The restroom has been one of the greatest inventions in human history – especially from a public health perspective.  Without toilets and sinks – not failing to mention the plumbing infrastructure to get waste away from living spaces – disease causing bacteria (and let’s not forget other infectious organisms of the human gut, such as intestinal worms) associated with human waste easily spread from human to human, especially in close living quarters.  A fascinating brief overview of the microbial history of toilets (including some great anecdotes featuring toilet visionary Sir Thomas Crapper) and a commentary of this scientific paper, written by Rob Dunn, can be found on the Scientific American Blogs site.

Using barcoded pyrosequencing of the 16S rRNA gene marker, Flores et al. observed bacterial species on ten different surface types (door handles & stall handles – both in and out, faucet handles, soap dispenser, toilet seat, toilet flush handle, floor around toilet and floor around sink) in twelve different (six male and six female) restrooms on the UC-Boulder campus on a single day.

The researchers identified 19 different bacterial phyla on all of the surfaces sampled.  The majority of sequences (approximately 92%) could be placed within four phyla, including the Actinobacteria, Bacteriodetes, Firmicutes, and Proteobacteria.  Human-associated bacteria were found strongly associated with restroom surfaces, which is not surprising for indoor environments.

Bacterial communities could be categorized by the surfaces they inhabited.  On toilets, gut-associated bacteria were the dominant group.  Skin-associated bacteria were – not surprisingly – found on surfaces touched by hands, such as door handles.  The restroom floor held the greatest diversity of bacteria – some of which were found in low abundance – as these surfaces contained soil associated, as well as human associated, bacteria.  Quite interestingly, the researchers found that some of the toilet flush handles contained soil associated bacteria, implying that some restroom users flush toilets with their feet to avoid directly touching the handles.

There were no statistically significant differences between bacterial communities found in female and male restrooms, although the relative abundances of some bacterial groups were gender associated.  The bacterial family, Lactobacillaceae, found associated with vaginas, were – not surprisingly – more abundant in and around female restroom toilets than male counterparts.

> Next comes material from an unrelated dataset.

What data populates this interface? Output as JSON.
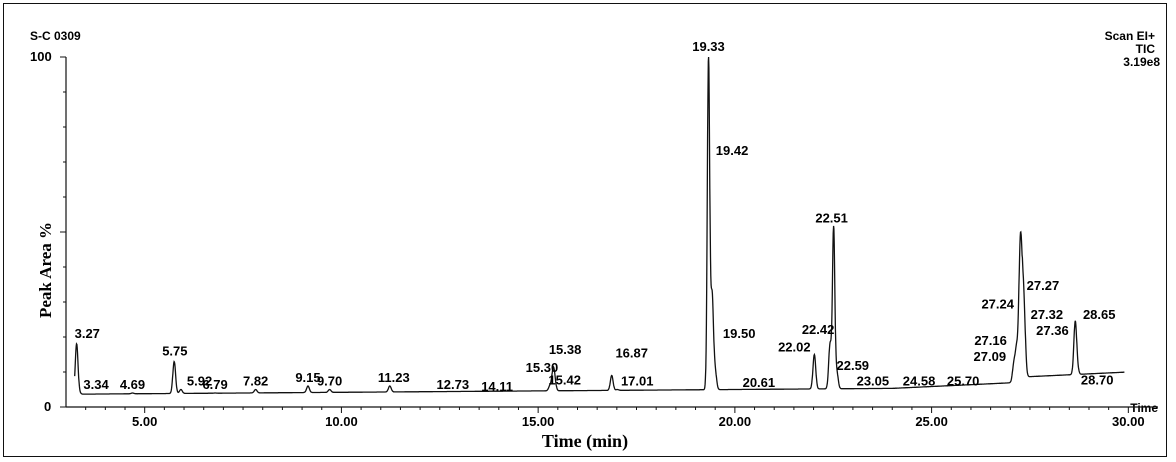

The authors used the newly developed software package, Source Tracker, to determine the similarity of bathroom surfaces to communities from expected and previously published sources, such as human skin, the human gut, urine, soil, and faucet water.  It was predicted that human skin was the primary source of restroom surface bacteria.  Human gut was a source of bacteria found on and around toilets.  Despite the presence of many typical soil bacterial groups found on restroom floors, soil was not identified as a statistically significant source, probably because soil typically contains a highly diverse taxonomic array of species, many of which are rare.  The authors state that custodial mops and ventilation systems may also have some influence on the floor surfaces but were not directly addressed in this study.

The authors show here that human-associated bacteria are the most common microbes found in public restroom surfaces.  Human influenced source patterns can be determined from the bacterial community structure within the biogeography of restrooms.  This study underscores the importance of hand washing, particularly when using public restrooms, and the techniques used in this paper could be used to track or determine likely pathogenic bacteria found on surfaces during incidents of infectious outbreaks.